A chaotic GOP primary could cost the party in battleground Michigan | #Education

In the spring, five candidates vying to take on Democratic Gov. Gretchen Whitmer — one of the GOP’s top targets for defeat this year — were blocked from appearing on the primary ballot after failing to submit enough valid signatures. The highly unusual sequence of events left Republicans without two of their leading gubernatorial contenders, former Detroit police chief James Craig and businessman Perry Johnson, roughly two months before the August 2 primary.
Not long after, one of the remaining GOP candidates on the ballot, real estate broker Ryan Kelley, was arrested by the FBI on misdemeanor charges related to the January 6, 2021, riot at the US Capitol. Last month, Kelley pleaded not guilty to the charges, saying he was only engaged in “First Amendment activity” that day. Kelley has been a proponent of former President Donald Trump’s unfounded voter fraud claims, claiming the 2020 election in Michigan was “fraudulent.”
Left without a clear front-runner for much of the race, Republicans have coalesced around conservative political commentator Tudor Dixon down the final stretch. Already backed by the family of former Education Secretary Betsy DeVos and the Michigan Chamber of Commerce, Dixon also won Trump’s endorsement on Friday.

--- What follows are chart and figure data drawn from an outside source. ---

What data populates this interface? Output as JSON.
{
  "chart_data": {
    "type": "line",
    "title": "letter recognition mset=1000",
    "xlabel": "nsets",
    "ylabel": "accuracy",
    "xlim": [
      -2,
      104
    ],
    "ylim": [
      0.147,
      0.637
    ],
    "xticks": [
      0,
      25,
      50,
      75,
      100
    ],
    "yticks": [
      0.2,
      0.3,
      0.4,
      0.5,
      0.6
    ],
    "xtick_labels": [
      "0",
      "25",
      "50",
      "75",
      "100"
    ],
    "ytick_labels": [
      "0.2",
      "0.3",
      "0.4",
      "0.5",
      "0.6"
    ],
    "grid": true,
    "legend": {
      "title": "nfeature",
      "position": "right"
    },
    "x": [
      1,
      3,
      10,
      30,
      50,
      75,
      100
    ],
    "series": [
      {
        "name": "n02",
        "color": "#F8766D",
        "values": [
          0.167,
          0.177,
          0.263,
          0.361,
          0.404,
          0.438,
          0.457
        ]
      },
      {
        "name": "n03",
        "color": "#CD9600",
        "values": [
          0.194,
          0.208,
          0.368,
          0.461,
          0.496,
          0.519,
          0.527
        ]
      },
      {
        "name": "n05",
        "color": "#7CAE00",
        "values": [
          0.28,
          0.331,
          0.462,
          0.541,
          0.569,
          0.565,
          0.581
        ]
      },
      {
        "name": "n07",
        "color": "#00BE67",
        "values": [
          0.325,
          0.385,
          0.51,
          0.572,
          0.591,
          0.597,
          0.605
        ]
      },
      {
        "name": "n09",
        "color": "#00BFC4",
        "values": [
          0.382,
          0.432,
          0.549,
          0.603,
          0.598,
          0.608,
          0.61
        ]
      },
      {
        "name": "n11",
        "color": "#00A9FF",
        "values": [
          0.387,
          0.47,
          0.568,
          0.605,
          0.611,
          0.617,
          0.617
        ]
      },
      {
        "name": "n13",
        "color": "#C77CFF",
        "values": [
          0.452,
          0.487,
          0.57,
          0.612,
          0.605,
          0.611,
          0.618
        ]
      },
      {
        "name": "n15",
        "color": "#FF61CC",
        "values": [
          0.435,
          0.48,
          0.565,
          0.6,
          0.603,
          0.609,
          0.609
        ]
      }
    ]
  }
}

During an appearance on Fox News over the weekend, Dixon said she was “concerned” about how the 2020 presidential election was administered in Michigan, though she would not answer directly if it was stolen, as Trump has claimed. Dixon also said she did not believe Trump bears responsibility for January 6.

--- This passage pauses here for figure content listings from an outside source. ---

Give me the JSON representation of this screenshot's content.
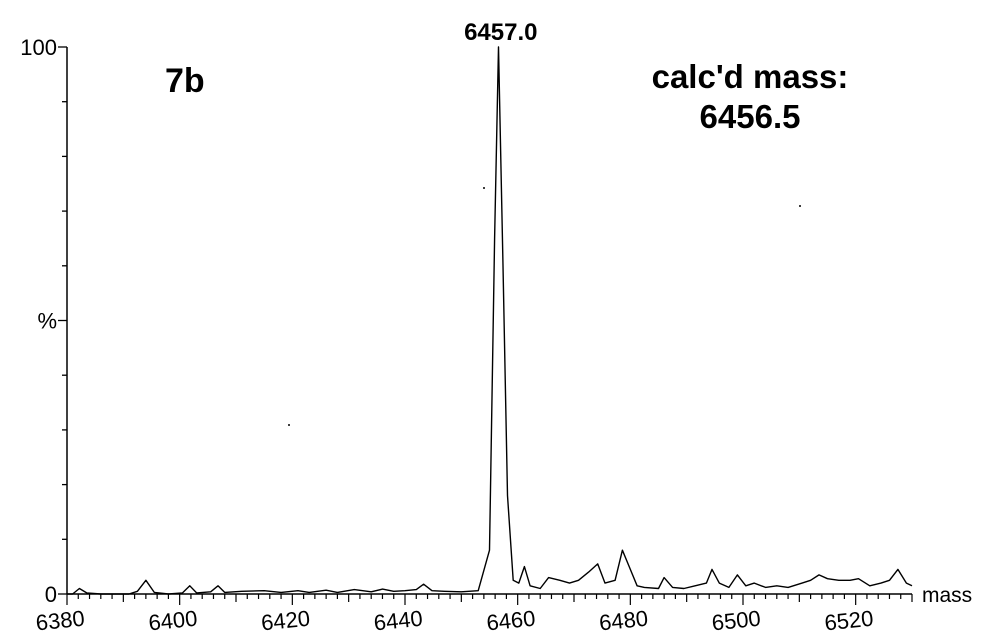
{
  "chart_data": {
    "type": "line",
    "panel_label": "7b",
    "annotation": [
      "calc'd mass:",
      "6456.5"
    ],
    "peak_label": {
      "x": 6457.0,
      "text": "6457.0"
    },
    "xlabel": "mass",
    "ylabel": "%",
    "xlim": [
      6380,
      6530
    ],
    "ylim": [
      0,
      100
    ],
    "x_ticks": [
      6380,
      6400,
      6420,
      6440,
      6460,
      6480,
      6500,
      6520
    ],
    "y_ticks": [
      {
        "value": 0,
        "label": "0"
      },
      {
        "value": 50,
        "label": "%"
      },
      {
        "value": 100,
        "label": "100"
      }
    ],
    "grid": false,
    "series": [
      {
        "x": [
          6378.5,
          6381,
          6382.2,
          6383.5,
          6386,
          6391,
          6392.5,
          6394,
          6395.5,
          6398,
          6400.5,
          6401.8,
          6403,
          6405.5,
          6406.8,
          6408,
          6411,
          6415,
          6418,
          6421,
          6423,
          6426,
          6428,
          6431,
          6434,
          6436,
          6438,
          6440,
          6442,
          6443.3,
          6444.8,
          6447,
          6450,
          6453,
          6455.0,
          6455.9,
          6456.6,
          6457.4,
          6458.2,
          6459.2,
          6460.2,
          6461.2,
          6462.2,
          6464.0,
          6465.5,
          6467.5,
          6469.2,
          6470.8,
          6472.6,
          6474.2,
          6475.5,
          6477.3,
          6478.6,
          6479.8,
          6481.2,
          6482.5,
          6485.0,
          6486.0,
          6487.5,
          6489.5,
          6491.5,
          6493.5,
          6494.5,
          6495.8,
          6497.5,
          6499.0,
          6500.5,
          6502.0,
          6504.0,
          6506.0,
          6508.0,
          6510.5,
          6512.0,
          6513.5,
          6515.0,
          6517.0,
          6519.0,
          6520.5,
          6522.5,
          6524.5,
          6526.0,
          6527.5,
          6529.0,
          6530.0
        ],
        "y": [
          0,
          0,
          1.0,
          0.2,
          0,
          0,
          0.5,
          2.5,
          0.3,
          0,
          0.2,
          1.5,
          0.2,
          0.4,
          1.5,
          0.3,
          0.5,
          0.6,
          0.3,
          0.6,
          0.3,
          0.7,
          0.3,
          0.8,
          0.4,
          0.9,
          0.5,
          0.6,
          0.8,
          1.8,
          0.6,
          0.5,
          0.4,
          0.6,
          8,
          65,
          100,
          60,
          18,
          2.5,
          2,
          5,
          1.5,
          1,
          3,
          2.5,
          2,
          2.5,
          4,
          5.5,
          2,
          2.5,
          8,
          5,
          1.5,
          1.2,
          1.0,
          3,
          1.2,
          1,
          1.5,
          2,
          4.5,
          2,
          1.2,
          3.5,
          1.5,
          2,
          1.2,
          1.5,
          1.2,
          2,
          2.5,
          3.5,
          2.8,
          2.5,
          2.5,
          2.8,
          1.5,
          2,
          2.5,
          4.5,
          2,
          1.5
        ]
      }
    ]
  }
}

Republicans are now in a much weaker position to oust Whitmer in a battleground state Joe Biden won by just three points in 2020 than anticipated at the outset of the cycle.
For instance, Dixon’s campaign has spent just $118,000 on ads so far, according to AdImpact data collected by CNN’s David Wright. A pro-Dixon outside group, Michigan Families United, has provided a boost with nearly $2.3 million worth of ads. But Whitmer, who has built up her campaign coffers while running unopposed in the Democratic primary, has already poured $2.8 million into ads as she looks ahead to the general election.
Despite the broader political environment favoring the GOP, the Cook Political Report with Amy Walter shifted its rating last week on the Michigan governor’s race from “toss-up” to “lean Democrat.” Other nonpartisan political handicappers have a similar read on the contest: Inside Elections with Nathan Gonzales rates it “tilt Democratic” and the University of Virginia’s Crystal Ball lists it as “lean Democrat.”

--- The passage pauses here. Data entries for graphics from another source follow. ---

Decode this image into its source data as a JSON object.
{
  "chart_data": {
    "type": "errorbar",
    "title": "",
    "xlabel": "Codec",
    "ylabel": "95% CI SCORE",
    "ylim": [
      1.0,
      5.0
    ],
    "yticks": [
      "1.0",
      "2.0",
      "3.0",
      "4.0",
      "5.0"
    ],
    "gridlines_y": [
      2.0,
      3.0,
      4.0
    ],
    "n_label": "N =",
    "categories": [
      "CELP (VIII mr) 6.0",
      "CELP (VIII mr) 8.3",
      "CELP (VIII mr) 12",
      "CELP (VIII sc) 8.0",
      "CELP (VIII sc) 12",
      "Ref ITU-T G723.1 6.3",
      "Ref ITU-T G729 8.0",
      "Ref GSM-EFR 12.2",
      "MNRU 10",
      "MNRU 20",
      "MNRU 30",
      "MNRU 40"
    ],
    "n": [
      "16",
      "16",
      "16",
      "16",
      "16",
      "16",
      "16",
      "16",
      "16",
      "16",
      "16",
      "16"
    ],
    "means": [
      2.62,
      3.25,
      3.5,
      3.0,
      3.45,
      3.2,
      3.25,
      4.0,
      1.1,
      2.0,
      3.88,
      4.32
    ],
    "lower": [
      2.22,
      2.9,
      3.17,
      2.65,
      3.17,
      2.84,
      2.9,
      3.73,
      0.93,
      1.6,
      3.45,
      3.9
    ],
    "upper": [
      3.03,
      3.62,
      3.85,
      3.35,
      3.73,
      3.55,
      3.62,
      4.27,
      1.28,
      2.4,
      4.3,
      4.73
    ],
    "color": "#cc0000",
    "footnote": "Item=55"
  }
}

Republicans, of course, will still have a full three months to right the ship after Tuesday’s primary. But if they aim to expand their advantage at the gubernatorial level this year, they can’t afford to lose many states like Michigan.

Nationwide, the GOP currently controls 28 governorships. Two of those, however, are in the deep blue states of Maryland and Massachusetts, and are widely expected to end up in the Democratic column after this fall. By comparison, Republicans don’t have any slam dunks on the 2022 map: the Cook Political Report rates the races in red-leaning Kansas and the swing states of Nevada and Wisconsin as the most vulnerable Democratic-held seats.
The Point: Even with national winds at their backs, Republicans can’t seem to stop tripping over themselves in key statewide battleground races.